Dr. Kelly Benoit-Bird is a Senior Scientist at the Monterey Bay Aquarium Research Institute. She received a B.S. in Aquatic Ecology from Brown University in 1998 and a Ph.D. in Zoology from the University of Hawaii at Manoa 2003. She spent a year as Post-Doctoral Fellow at the Hawaii Institute of Marine Biology before joining the faculty of Oregon State University in 2004 where she served was a professor of Oceanography until 2016. Kelly is the recipient of a MacArthur Fellowship, a Fellow of the Acoustical Society of America, and an IEEE Oceanic Engineering Society Distinguished Lecturer. She recently served on the Scientific Steering Committee for the International Council for the Exploration of the Sea Symposium on Marine Ecosystem Acoustics, as an organizer for the National Academy of Sciences Kavli Frontiers of Science Symposium, and as Chief Scientist for an Office of Naval Research Basic Research Challenge. Her research explores the ecological role of spatial and temporal dynamics in pelagic marine ecosystems from the surface to the deep sea. Her collaborative, interdisciplinary approach to understanding ocean ecosystems combines acoustic technologies with other tools including optical sampling, animal tagging, and behavioral modeling. Her work is changing our understanding of how ocean animals including zooplankton, fish, squid, seabirds, and marine mammals make their living.

 

Resolving the Food Paradox in the Sea

The average concentrations of biota in the ocean are generally low, a critical problem for ocean consumers. When we examine the biology with new tools guided by the predators themselves, we find that instead of being relatively devoid of life, the ocean is peppered with narrow hot-spots of activity.

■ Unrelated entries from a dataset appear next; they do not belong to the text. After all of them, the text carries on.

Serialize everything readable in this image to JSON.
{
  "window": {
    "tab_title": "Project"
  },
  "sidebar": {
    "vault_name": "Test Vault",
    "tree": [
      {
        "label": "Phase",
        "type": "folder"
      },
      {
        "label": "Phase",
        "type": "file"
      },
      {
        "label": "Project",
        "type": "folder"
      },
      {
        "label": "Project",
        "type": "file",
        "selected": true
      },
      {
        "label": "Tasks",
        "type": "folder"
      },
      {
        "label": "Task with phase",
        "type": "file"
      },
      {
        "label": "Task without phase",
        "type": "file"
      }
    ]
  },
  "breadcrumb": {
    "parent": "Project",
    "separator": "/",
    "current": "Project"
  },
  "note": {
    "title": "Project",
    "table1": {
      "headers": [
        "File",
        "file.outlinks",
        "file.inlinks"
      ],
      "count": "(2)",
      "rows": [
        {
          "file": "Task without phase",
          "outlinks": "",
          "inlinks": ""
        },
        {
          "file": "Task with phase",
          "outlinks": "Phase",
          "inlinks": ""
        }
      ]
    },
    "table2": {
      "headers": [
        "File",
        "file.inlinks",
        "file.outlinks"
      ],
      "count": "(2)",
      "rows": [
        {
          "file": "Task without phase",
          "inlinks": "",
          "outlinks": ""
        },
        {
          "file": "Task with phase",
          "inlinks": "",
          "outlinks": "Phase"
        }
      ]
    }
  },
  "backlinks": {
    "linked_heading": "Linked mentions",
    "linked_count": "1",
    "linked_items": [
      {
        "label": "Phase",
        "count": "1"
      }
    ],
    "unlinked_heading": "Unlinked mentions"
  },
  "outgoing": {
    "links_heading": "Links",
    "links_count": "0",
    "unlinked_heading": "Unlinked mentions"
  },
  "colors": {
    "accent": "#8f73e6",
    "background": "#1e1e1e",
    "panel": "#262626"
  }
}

From the surface ocean to the deep sea and animals ranging from plankton and fish to squid and whales, small patches of plenty have impacts on ecosystems disproportionate to their contribution to the total biomass. These small aggregations provide the key to solving experimentally demonstrated feeding paradoxes as well providing a mechanism for evolution in an apparently isotropic environment where there are no obvious barriers to gene flow, Hutchinson’s “Paradox of Plankton”.